キャッシングローンへの返済が遅れたらローン業者から厳しい督促や取立を受けて、直ぐに給料が差し押さえられると思っていませんか?

確かに貸金業法が改正される以前では乱暴な行為もニュースで取り上げられ、ローンの利用に不安を感じているかもしれませんね。

しかし、貸金業登録を受けたローン業者は違法で乱暴な督促や取立は行われず、強制執行も裁判所の管理下で適正に行われるのです。

今回はそのような返済が遅れた時の督促から強制執行までの流れとその実態を紹介します。

業者の実際の督促・取立の内容、法的措置がとられた場合の裁判所を通じた督促から強制執行までの流れ、などを説明していきましょう。

違法で乱暴な回収を行うのは貸金業登録を受けていない悪徳業者

キャッシングローンの返済に遅れた場合、ローン事業者から乱暴な対応をされるのではと不安に思われる方も少なくないでしょう。

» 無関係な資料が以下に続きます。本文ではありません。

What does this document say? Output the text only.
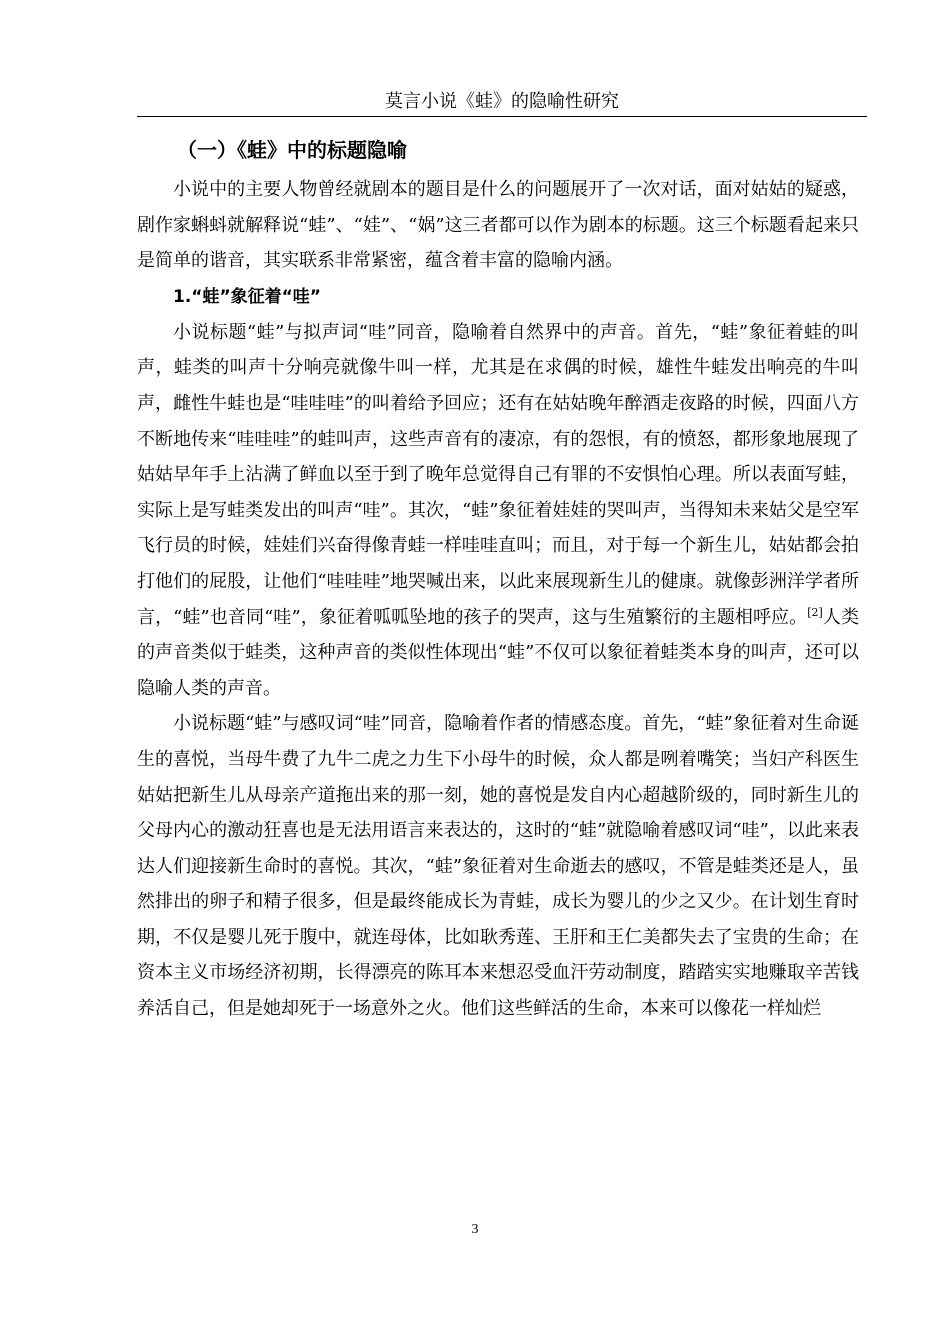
莫言小说《蛙》的隐喻性研究
（一）《蛙》中的标题隐喻

小说中的主要人物曾经就剧本的题目是什么的问题展开了一次对话，面对姑姑的疑惑，剧作家蝌蚪就解释说“蛙”、“娃”、“娲”这三者都可以作为剧本的标题。这三个标题看起来只是简单的谐音，其实联系非常紧密，蕴含着丰富的隐喻内涵。

1.“蛙”象征着“哇”

小说标题“蛙”与拟声词“哇”同音，隐喻着自然界中的声音。首先，“蛙”象征着蛙的叫声，蛙类的叫声十分响亮就像牛叫一样，尤其是在求偶的时候，雄性牛蛙发出响亮的牛叫声，雌性牛蛙也是“哇哇哇”的叫着给予回应；还有在姑姑晚年醉酒走夜路的时候，四面八方不断地传来“哇哇哇”的蛙叫声，这些声音有的凄凉，有的怨恨，有的愤怒，都形象地展现了姑姑早年手上沾满了鲜血以至于到了晚年总觉得自己有罪的不安惧怕心理。所以表面写蛙，实际上是写蛙类发出的叫声“哇”。其次，“蛙”象征着娃娃的哭叫声，当得知未来姑父是空军飞行员的时候，娃娃们兴奋得像青蛙一样哇哇直叫；而且，对于每一个新生儿，姑姑都会拍打他们的屁股，让他们“哇哇哇”地哭喊出来，以此来展现新生儿的健康。就像彭洲洋学者所言，“蛙”也音同“哇”，象征着呱呱坠地的孩子的哭声，这与生殖繁衍的主题相呼应。[2]人类的声音类似于蛙类，这种声音的类似性体现出“蛙”不仅可以象征着蛙类本身的叫声，还可以隐喻人类的声音。

小说标题“蛙”与感叹词“哇”同音，隐喻着作者的情感态度。首先，“蛙”象征着对生命诞生的喜悦，当母牛费了九牛二虎之力生下小母牛的时候，众人都是咧着嘴笑；当妇产科医生姑姑把新生儿从母亲产道拖出来的那一刻，她的喜悦是发自内心超越阶级的，同时新生儿的父母内心的激动狂喜也是无法用语言来表达的，这时的“蛙”就隐喻着感叹词“哇”，以此来表达人们迎接新生命时的喜悦。其次，“蛙”象征着对生命逝去的感叹，不管是蛙类还是人，虽然排出的卵子和精子很多，但是最终能成长为青蛙，成长为婴儿的少之又少。在计划生育时期，不仅是婴儿死于腹中，就连母体，比如耿秀莲、王肝和王仁美都失去了宝贵的生命；在资本主义市场经济初期，长得漂亮的陈耳本来想忍受血汗劳动制度，踏踏实实地赚取辛苦钱养活自己，但是她却死于一场意外之火。他们这些鲜活的生命，本来可以像花一样灿烂

3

確かに一部のローン事業者の中には法律を無視した貸付金の回収を行うことがあり、時折ニュースで取り上げられることもありますね。

そうした違法な回収行為をする悪徳業者はたいてい貸金業登録受けていない業者であることが多いといわれています。
(⇒危険で怪しい消費者金融の見分け方

貸金業を行う場合にはその登録を受けることが法律で定められているので、登録がないこと自体が既に違法というわけです。

つまり、貸金業をやってはいけない者が貸付を行って、返済が遅れた時には違法で乱暴な回収行為しているということなのです。

例えば、返済が遅れると何回もしつこく電話、FAXやメールで督促する、督促する際には乱暴な言葉で脅す、など悪質な督促が行われます。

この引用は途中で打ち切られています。